A young Wits drama graduate wins the Heineken National Playwright Competition

Campbell Meas’ play selected out of the 338 scripts entered for the 2025 iteration of the contest, judged the best of them all is headed for the stages of the National Arts festival in Makhanda later this year

By Edward Tsumele, CITYLIFE/ARTS Editor

It is a script that has been worked on and put away several times for the past nine years and the writer never thought in her wildest dreams that one day it would be complete and even enjoy a spotlight at a major international theatre festival.

“I have worked on this script since 2016, immediately after graduating from Wits. I put this script away several times and never thought that one day it would be complete and be ready for the stage. But thanks to the support of a network of my friends, who in fact have worked with me to develop this script at the beginning by generously giving me ideas that resulted in this script,” said Campbell Meas in hers accepting speech at an event convened to crown the winner of this year’s Heiken Playwright Competition held at the beverage’s headquarters in Sandton on Monday evening, April, 14, 2025.

Her play was among 338 which were entered this year for this competition which sees the winner rewarded handsomely in several ways, including mentors assigned to them to fine-tune their script, a cash prize of R20 000 and an opportunity for the script to be produced as a fully-fledged play to grace the stages of the National Arts festival in Makhanda.

Her winning plays, which was originally titled The Mechanics of Play, saw Campbell assigned to a mentor, well academic and playwright Dr. Refiloe of Tshwane University of Technology, who assisted her in developing the play into a ready-to be performed product on the stages of the National Arts festival for 2025 in Makhanda. In the process the script underwent several makeovers that included a change of title from The Mechanics of Play to Vakavigwa, a Shona word that means they have been buried, she told the audience. Her mother is from Zimbabwe and father being South African.

The competition was created to give a voice and platform to emerging playwrights, while also providing invaluable mentorship and support to polish and perfect a play ready for the stage. 

 One of the key facets of the competition is that entrants are encouraged to write in their choice of language. This is the fourth iteration of the competition whose previous winners include Amy-Louse Wilson, Koleka Putuma and Sibongakonke Mama. 

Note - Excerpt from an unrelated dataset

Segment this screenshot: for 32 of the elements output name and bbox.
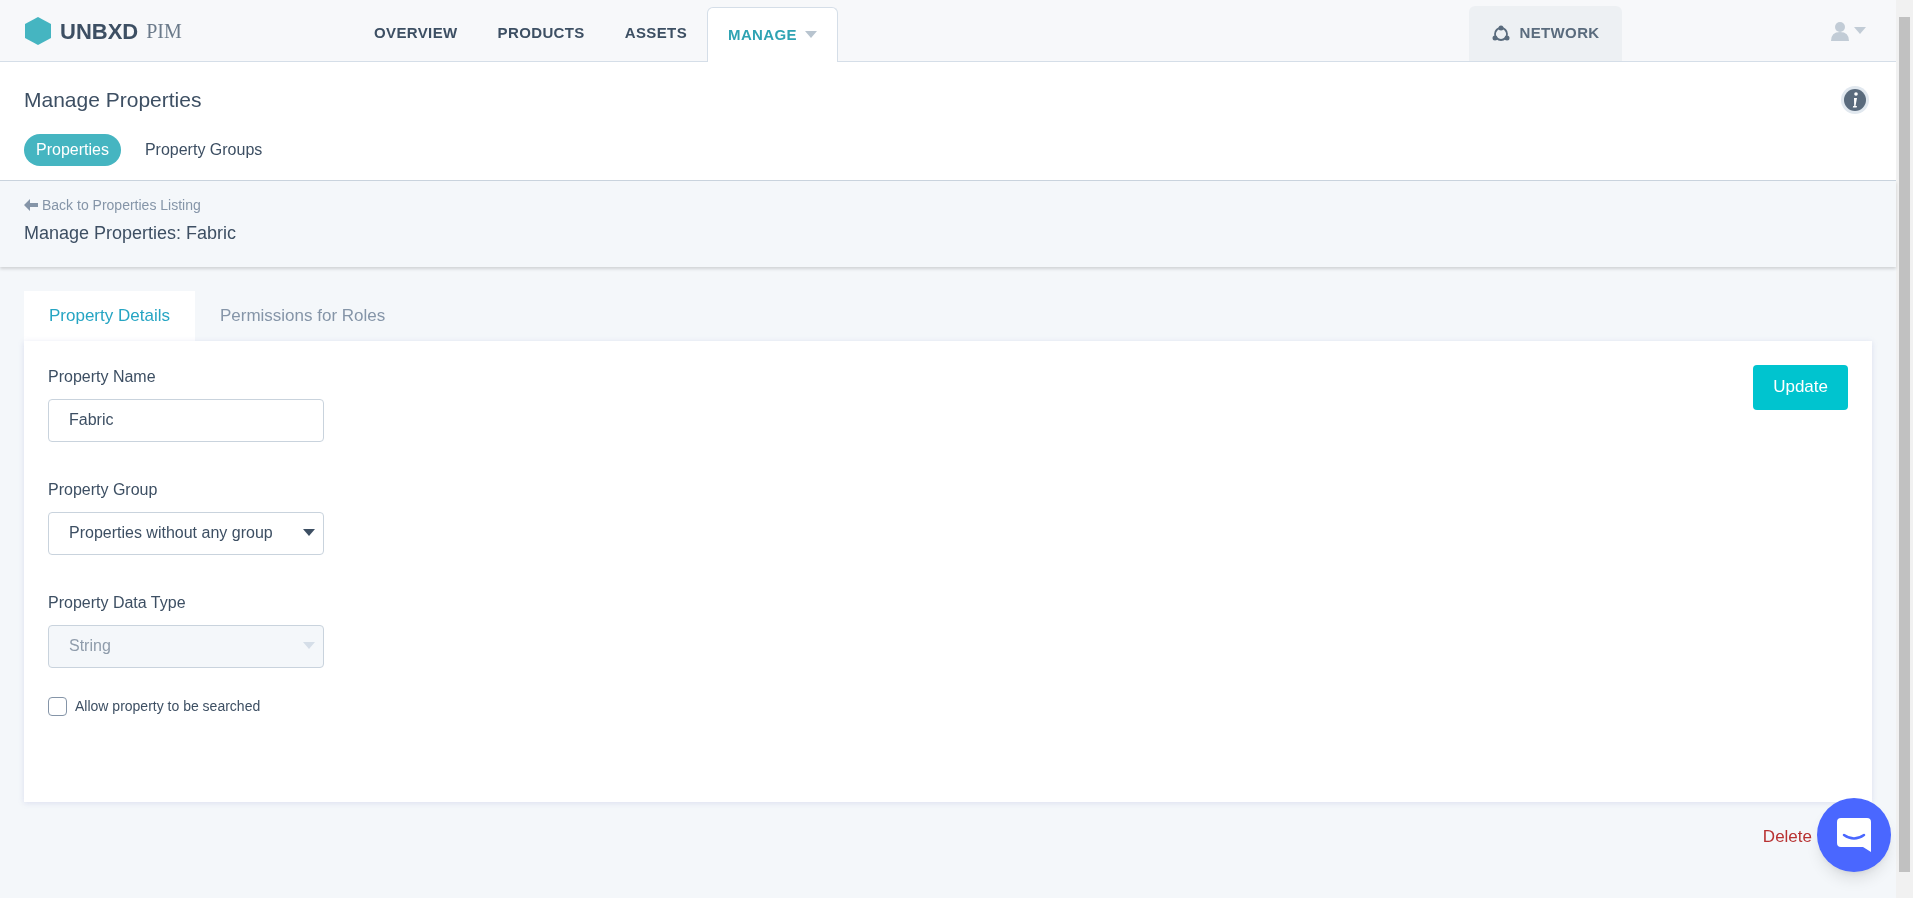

 The finalists each receive R 5000 and are assigned a mentor to work with towards the completion of their play. The overall winner will not only have their work produced and staged at the 2025 National Arts Festival but will also win a further R 20 000.Campbell emerged as the overall winner out of the four finalists that made it this far out of the the 338 scripts that a panel of judges had to sift through looking for that play that stood out and and had poential to inject a life on theatre stages.

But how is Campbell Meas?

Campbell Meas is an actress, writer, director, facilitator, experimental film enthusiast and theatre maker. Graduating from Wits University with a BADA Honours in Performance and Directing, as well as receiving performance training from Indigo View Academy, she has been a part of theatre groups The Movement RSA and Jittery Citizens, performing in a variety of award-winning shows, most notably the Naledi winning Just Antigone.

Moving into the teaching space, she has lectured and taught at both Wits university as well as the Market Theatre Lab, recently being part of the FicSci cohort which saw her writing being published within their annual anthology of work. Her own projects deal with intimate stories that also push mediums to new creative spaces. The other three finalists are creative producer, filmmaker, writer and theatre practitioner Thozama Busakwe (Johannesburg)

for Sasikhe Sabhabha (IsiXhosa/ English), award-winning theatre director, teacher (University of Cape Town) and poet, Lwando Sindaphi  for I Will Teach You How to Share the Milk and BFA student (Bachelor, (Makhanda, Eastern Cape) for The Glass Ceiling. Congratulations to Campbell.